Nondimensionalization rewrites a model in terms of variables with no units. The goal is not to erase measurement, but to make the essential structure clearer by expressing variables relative to their characteristic scales.

Consider the logistic growth equation:

\[
\frac{dx}{dt}=rx\left(1-\frac{x}{K}\right)
\]

Dimensional form: The variable \(x\) has units of stock, \(t\) has units of time, \(r\) has units of inverse time, and \(K\) has units of stock.

Using scaled variables \(u=x/K\) and \(\tau=rt\), the equation becomes:

\[
\frac{du}{d\tau}=u(1-u)
\]

Nondimensional form: The equation now describes the same logistic structure in terms of fraction of capacity and scaled time.

The nondimensional form is simpler. It removes arbitrary unit choices and shows the core structure of the model.
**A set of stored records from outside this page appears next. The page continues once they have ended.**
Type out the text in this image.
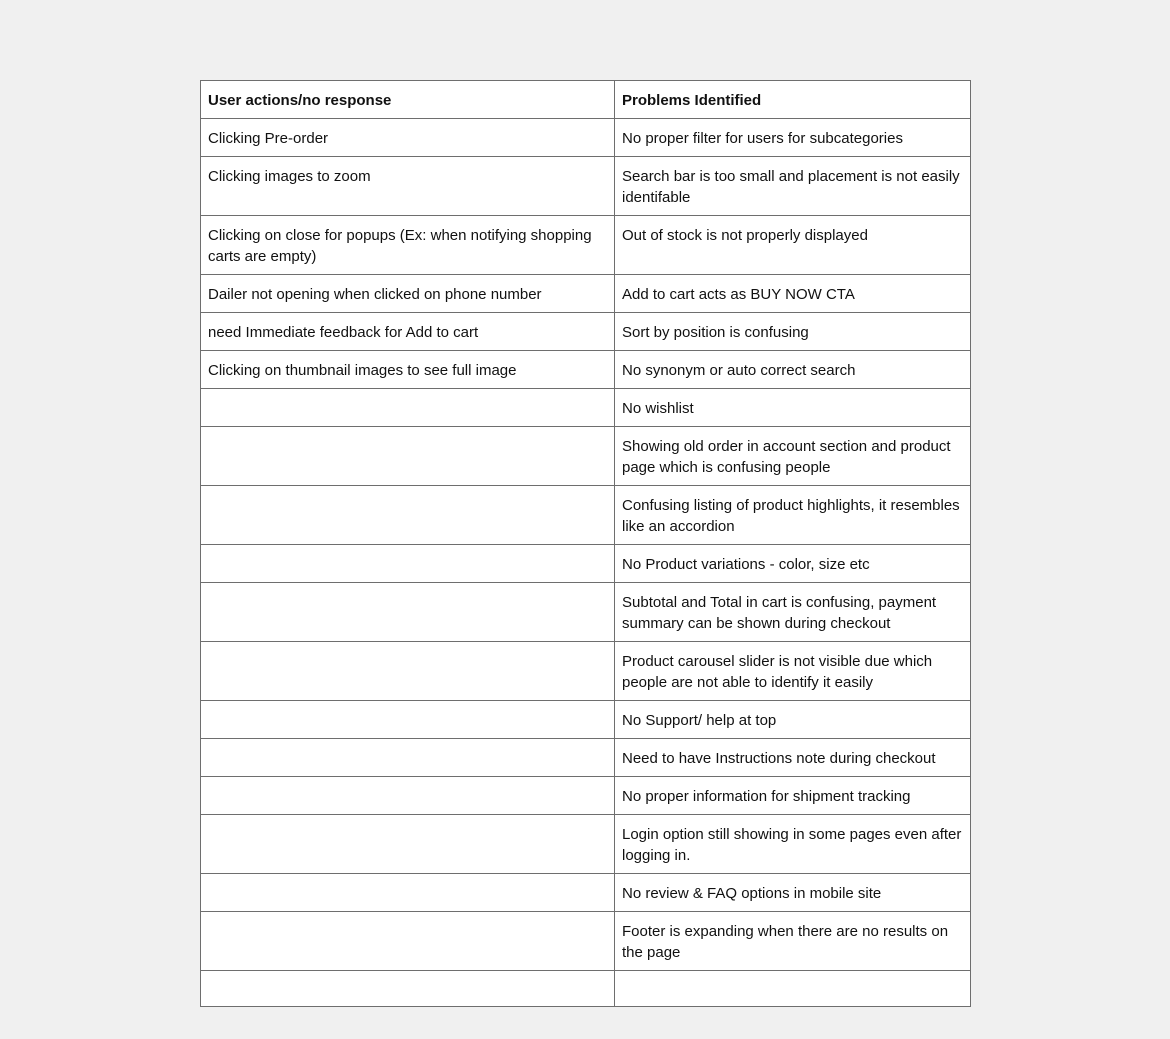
User actions/no response	Problems Identified
Clicking Pre-order	No proper filter for users for subcategories
Clicking images to zoom	Search bar is too small and placement is not easily identifable
Clicking on close for popups (Ex: when notifying shopping carts are empty)	Out of stock is not properly displayed
Dailer not opening when clicked on phone number	Add to cart acts as BUY NOW CTA
need Immediate feedback for Add to cart	Sort by position is confusing
Clicking on thumbnail images to see full image	No synonym or auto correct search
	No wishlist
	Showing old order in account section and product page which is confusing people
	Confusing listing of product highlights, it resembles like an accordion
	No Product variations - color, size etc
	Subtotal and Total in cart is confusing, payment summary can be shown during checkout
	Product carousel slider is not visible due which people are not able to identify it easily
	No Support/ help at top
	Need to have Instructions note during checkout
	No proper information for shipment tracking
	Login option still showing in some pages even after logging in.
	No review & FAQ options in mobile site
	Footer is expanding when there are no results on the page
It also helps compare systems with different growth rates and carrying capacities.

Dimensional model element Nondimensional counterpart Meaning
Stock \(x\) \(u=x/K\) Fraction of capacity.
Time \(t\) \(\tau=rt\) Time measured in growth-time units.
Growth rate \(r\) Absorbed into \(\tau\) Sets characteristic time scale.
Carrying capacity \(K\) Absorbed into \(u\) Sets characteristic stock scale.
Trajectory \(x(t)\) Trajectory \(u(\tau)\) Comparable across systems.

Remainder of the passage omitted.